Donald Trump Rules the Forex Market in 140 Characters

published on 03 May 2017
Why waste money on expensive reports and professional market analyses when one of the most accurate indicators of the direction of the foreign-exchange market is free and available to anyone? We're talking about U.S. President Donald Trump's tweets, which no currency trader should ignore because they're veritable market movers. 

We've suspected that before, but now Deutsche Bank confirmed in a report which examined how Trump's tweets influence the U.S. dollar/Japanese yen currency pair, since the yen is considered the most responsive currency to U.S. policy changes. The analysis revealed that in seven out of 70 tweets that caused the USD/JPY pair to move at least 25 pips, the moves only reversed after many hours. "Of those tweets, all have seen moves extend over a four-hour period and in none have moves been reversed over a 12-hour period," Deutsche Bank's Oliver Harvey wrote in the report. 

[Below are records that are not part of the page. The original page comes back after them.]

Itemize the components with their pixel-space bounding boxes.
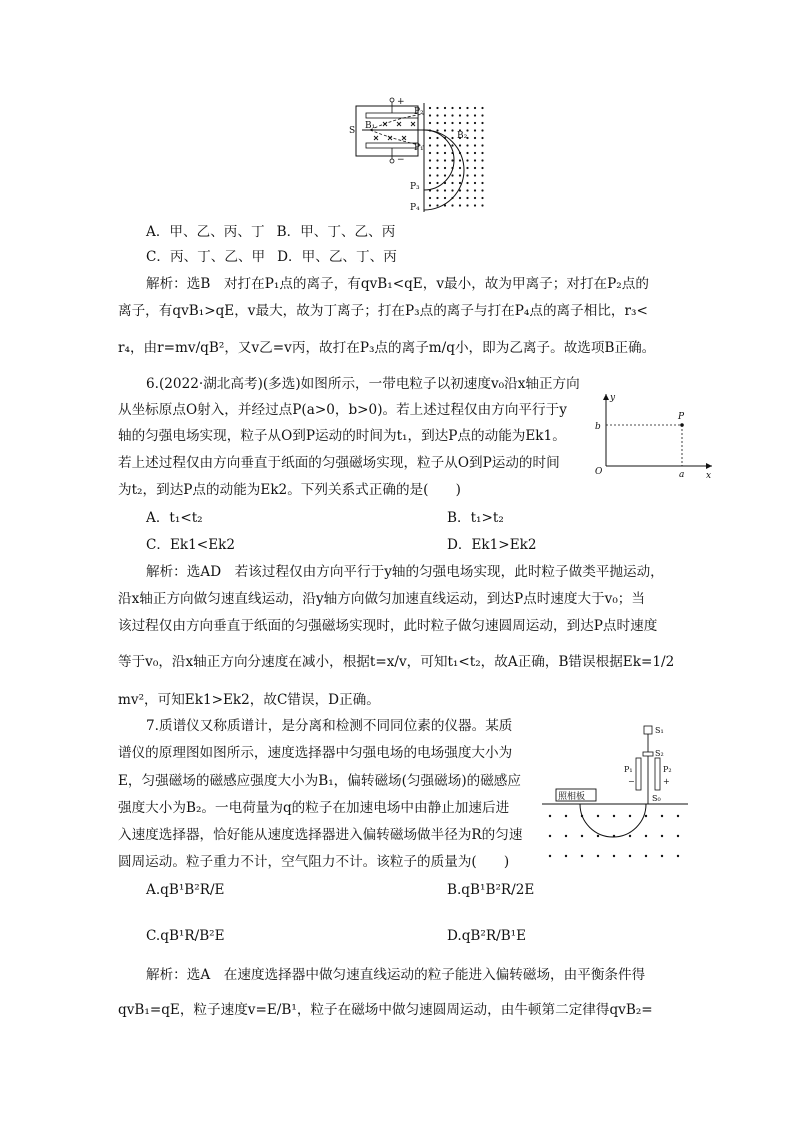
field-dot — [436, 129, 438, 131]
field-dot — [629, 835, 631, 837]
label-s2: S₂ — [655, 749, 664, 758]
label-P3: P₃ — [410, 182, 420, 192]
field-dot — [436, 114, 438, 116]
q7-stem-line-6: 圆周运动。粒子重力不计，空气阻力不计。该粒子的质量为( ) — [118, 854, 510, 870]
field-dot — [581, 855, 583, 857]
label-plus: + — [397, 97, 405, 107]
field-dot — [481, 129, 483, 131]
field-dot — [451, 174, 453, 176]
field-dot — [645, 835, 647, 837]
field-dot — [451, 189, 453, 191]
field-dot — [466, 182, 468, 184]
q6-stem-line-3: 轴的匀强电场实现，粒子从O到P运动的时间为t₁，到达P点的动能为Ek1。 — [118, 428, 566, 444]
field-dot — [597, 835, 599, 837]
field-dot — [481, 107, 483, 109]
q5-answer-line-2: 离子，有qvB₁>qE，v最大，故为丁离子；打在P₃点的离子与打在P₄点的离子相比，r₃< — [118, 303, 648, 319]
label-B2: B₂ — [457, 131, 468, 141]
field-dot — [436, 182, 438, 184]
field-dot — [451, 129, 453, 131]
q6-answer-line-1: 解析：选AD 若该过程仅由方向平行于y轴的匀强电场实现，此时粒子做类平抛运动， — [146, 564, 664, 580]
q5-row-ab — [146, 222, 395, 242]
field-dot — [444, 197, 446, 199]
field-dot — [436, 204, 438, 206]
field-dot — [436, 174, 438, 176]
label-p2: P₂ — [663, 765, 672, 774]
field-dot — [481, 137, 483, 139]
field-dot — [436, 152, 438, 154]
q5-row-cd — [146, 247, 397, 267]
field-dot — [474, 129, 476, 131]
field-dot — [474, 204, 476, 206]
q5-answer-line-3: r₄，由r=mv/qB²，又v乙=v丙，故打在P₃点的离子m/q小，即为乙离子。故选项B正确。 — [118, 340, 656, 356]
label-plus: + — [663, 777, 670, 786]
field-dot — [429, 159, 431, 161]
q5-option-c: C．丙、丁、乙、甲 — [146, 249, 266, 265]
field-dot — [429, 167, 431, 169]
field-dot — [581, 835, 583, 837]
field-dot — [436, 197, 438, 199]
field-dot — [429, 182, 431, 184]
field-dot — [466, 174, 468, 176]
field-dot — [451, 204, 453, 206]
field-dot — [436, 107, 438, 109]
field-dot — [597, 815, 599, 817]
field-dot — [429, 152, 431, 154]
field-dot — [629, 855, 631, 857]
field-dot — [466, 144, 468, 146]
field-dot — [444, 159, 446, 161]
field-dot — [629, 815, 631, 817]
field-dot — [429, 122, 431, 124]
field-dot — [444, 129, 446, 131]
field-dot — [481, 204, 483, 206]
field-dot — [436, 144, 438, 146]
label-photo-plate: 照相板 — [558, 792, 586, 802]
field-dot — [466, 204, 468, 206]
label-P4: P₄ — [410, 203, 420, 213]
field-dot — [549, 855, 551, 857]
field-dot — [436, 159, 438, 161]
figure-coordinate — [590, 388, 720, 480]
field-dot — [466, 152, 468, 154]
point-p-label: P — [678, 412, 685, 422]
label-s1: S₁ — [655, 726, 664, 735]
label-s0: S₀ — [652, 794, 661, 803]
field-dot — [613, 815, 615, 817]
field-dot — [549, 815, 551, 817]
field-dot — [661, 815, 663, 817]
q6-option-b: B．t₁>t₂ — [447, 510, 504, 526]
field-dot — [444, 114, 446, 116]
field-dot — [459, 114, 461, 116]
field-dot — [481, 159, 483, 161]
q5-option-a: A．甲、乙、丙、丁 — [146, 224, 265, 240]
field-dot — [444, 122, 446, 124]
field-dot — [565, 815, 567, 817]
field-dot — [451, 137, 453, 139]
field-dot — [459, 182, 461, 184]
field-dot — [429, 114, 431, 116]
q6-answer-line-3: 该过程仅由方向垂直于纸面的匀强磁场实现时，此时粒子做匀速圆周运动，到达P点时速度 — [118, 618, 658, 634]
tick-a-label: a — [679, 470, 685, 480]
origin-label: O — [595, 467, 603, 477]
q7-stem-line-3: E，匀强磁场的磁感应强度大小为B₁，偏转磁场(匀强磁场)的磁感应 — [118, 773, 521, 789]
field-dot — [474, 174, 476, 176]
field-dot — [459, 174, 461, 176]
field-dot — [429, 204, 431, 206]
field-dot — [466, 122, 468, 124]
label-B1: B₁ — [365, 121, 376, 131]
field-dot — [474, 189, 476, 191]
field-dot — [474, 159, 476, 161]
q6-stem-line-2: 从坐标原点O射入，并经过点P(a>0，b>0)。若上述过程仅由方向平行于y — [118, 402, 567, 418]
q7-option-a: A.qB¹B²R/E — [146, 882, 225, 898]
field-dot — [459, 204, 461, 206]
label-P2: P₂ — [414, 107, 424, 117]
field-dot — [436, 167, 438, 169]
field-dot — [459, 167, 461, 169]
field-dot — [474, 167, 476, 169]
q6-answer-line-2: 沿x轴正方向做匀速直线运动，沿y轴方向做匀加速直线运动，到达P点时速度大于v₀；当 — [118, 591, 645, 607]
field-dot — [661, 855, 663, 857]
label-p1: P₁ — [624, 765, 633, 774]
field-dot — [451, 159, 453, 161]
field-dot — [481, 152, 483, 154]
field-dot — [613, 855, 615, 857]
field-dot — [466, 159, 468, 161]
field-dot — [481, 174, 483, 176]
field-dot — [474, 144, 476, 146]
q6-stem-line-5: 为t₂，到达P点的动能为Ek2。下列关系式正确的是( ) — [118, 482, 461, 498]
q7-option-c: C.qB¹R/B²E — [146, 928, 225, 944]
field-dot — [645, 815, 647, 817]
field-dot — [481, 189, 483, 191]
field-dot — [466, 114, 468, 116]
q7-stem-line-4: 强度大小为B₂。一电荷量为q的粒子在加速电场中由静止加速后进 — [118, 800, 510, 816]
field-dot — [451, 144, 453, 146]
field-dot — [444, 152, 446, 154]
q7-stem-line-2: 谱仪的原理图如图所示，速度选择器中匀强电场的电场强度大小为 — [118, 745, 513, 761]
q6-option-c: C．Ek1<Ek2 — [146, 537, 236, 553]
q7-stem-line-1: 7.质谱仪又称质谱计，是分离和检测不同同位素的仪器。某质 — [146, 718, 513, 734]
field-dot — [474, 197, 476, 199]
q6-answer-line-5: mv²，可知Ek1>Ek2，故C错误，D正确。 — [118, 692, 380, 708]
field-dot — [451, 182, 453, 184]
field-dot — [444, 174, 446, 176]
field-dot — [451, 107, 453, 109]
field-dot — [466, 167, 468, 169]
label-minus: − — [628, 777, 635, 786]
field-dot — [459, 122, 461, 124]
q5-option-b: B．甲、丁、乙、丙 — [276, 224, 396, 240]
field-dot — [429, 197, 431, 199]
field-dot — [459, 159, 461, 161]
field-dot — [565, 835, 567, 837]
field-dot — [451, 122, 453, 124]
label-minus: − — [397, 155, 405, 165]
field-dot — [474, 114, 476, 116]
label-P1: P₁ — [414, 143, 424, 153]
field-dot — [474, 122, 476, 124]
tick-b-label: b — [595, 422, 601, 432]
field-dot — [597, 855, 599, 857]
q6-option-a: A．t₁<t₂ — [146, 510, 203, 526]
q7-option-b: B.qB¹B²R/2E — [447, 882, 535, 898]
field-dot — [451, 114, 453, 116]
field-dot — [481, 197, 483, 199]
figure-mass-spectrometer — [540, 718, 690, 868]
field-dot — [481, 167, 483, 169]
field-dot — [645, 855, 647, 857]
field-dot — [549, 835, 551, 837]
q6-stem-line-4: 若上述过程仅由方向垂直于纸面的匀强磁场实现，粒子从O到P运动的时间 — [118, 455, 560, 471]
field-dot — [677, 815, 679, 817]
label-S: S — [349, 126, 356, 136]
field-dot — [474, 152, 476, 154]
field-dot — [436, 137, 438, 139]
field-dot — [444, 189, 446, 191]
field-dot — [481, 122, 483, 124]
field-dot — [459, 107, 461, 109]
q7-answer-line-2: qvB₁=qE，粒子速度v=E/B¹，粒子在磁场中做匀速圆周运动，由牛顿第二定律得qvB₂= — [118, 1002, 653, 1018]
field-dot — [444, 167, 446, 169]
field-dot — [429, 107, 431, 109]
field-dot — [466, 197, 468, 199]
field-dot — [481, 144, 483, 146]
field-dot — [444, 107, 446, 109]
field-dot — [466, 107, 468, 109]
axis-y-label: y — [610, 393, 616, 403]
q5-answer-line-1: 解析：选B 对打在P₁点的离子，有qvB₁<qE，v最小，故为甲离子；对打在P₂点的 — [146, 276, 649, 292]
field-dot — [474, 182, 476, 184]
field-dot — [661, 835, 663, 837]
q6-stem-line-1: 6.(2022·湖北高考)(多选)如图所示，一带电粒子以初速度v₀沿x轴正方向 — [146, 376, 580, 392]
field-dot — [677, 835, 679, 837]
field-dot — [429, 137, 431, 139]
field-dot — [436, 122, 438, 124]
field-dot — [481, 114, 483, 116]
field-dot — [481, 182, 483, 184]
field-dot — [677, 855, 679, 857]
field-dot — [459, 197, 461, 199]
field-dot — [459, 144, 461, 146]
field-dot — [436, 189, 438, 191]
q7-answer-line-1: 解析：选A 在速度选择器中做匀速直线运动的粒子能进入偏转磁场，由平衡条件得 — [146, 967, 646, 983]
field-dot — [474, 107, 476, 109]
field-dot — [466, 189, 468, 191]
q7-stem-line-5: 入速度选择器，恰好能从速度选择器进入偏转磁场做半径为R的匀速 — [118, 827, 523, 843]
field-dot — [565, 855, 567, 857]
field-dot — [474, 137, 476, 139]
q5-option-d: D．甲、乙、丁、丙 — [277, 249, 397, 265]
q6-answer-line-4: 等于v₀，沿x轴正方向分速度在减小，根据t=x/v，可知t₁<t₂，故A正确，B错误根据Ek=1/2 — [118, 654, 675, 670]
field-dot — [429, 174, 431, 176]
field-dot — [444, 144, 446, 146]
q6-option-d: D．Ek1>Ek2 — [447, 537, 537, 553]
q7-option-d: D.qB²R/B¹E — [447, 928, 527, 944]
axis-x-label: x — [706, 471, 712, 480]
field-dot — [429, 144, 431, 146]
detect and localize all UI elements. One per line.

Trump's penchant for tweeting has caused transaction volumes to soar in some cases, although Harvey says that the impact of his tweets on the forex market is pretty low in general, potentially because "the market also appears to be paying less attention." If Trump and his administration want to leave a greater footprint on markets, he should make his remarks public via traditional media, like he did almost a month ago when he caused the dollar to plunge versus the yen after telling the Wall Street Journal that the greenback was too strong. 

The point is that for investors nowadays, Trump's Twitter feed is a must-have tool, but Harvey warns that "there seems little prospect of building a systematic strategy around them, except for the observation that sizeable moves seem worth following," so don't expect it to be easy to make money on the back of Trump's tweets.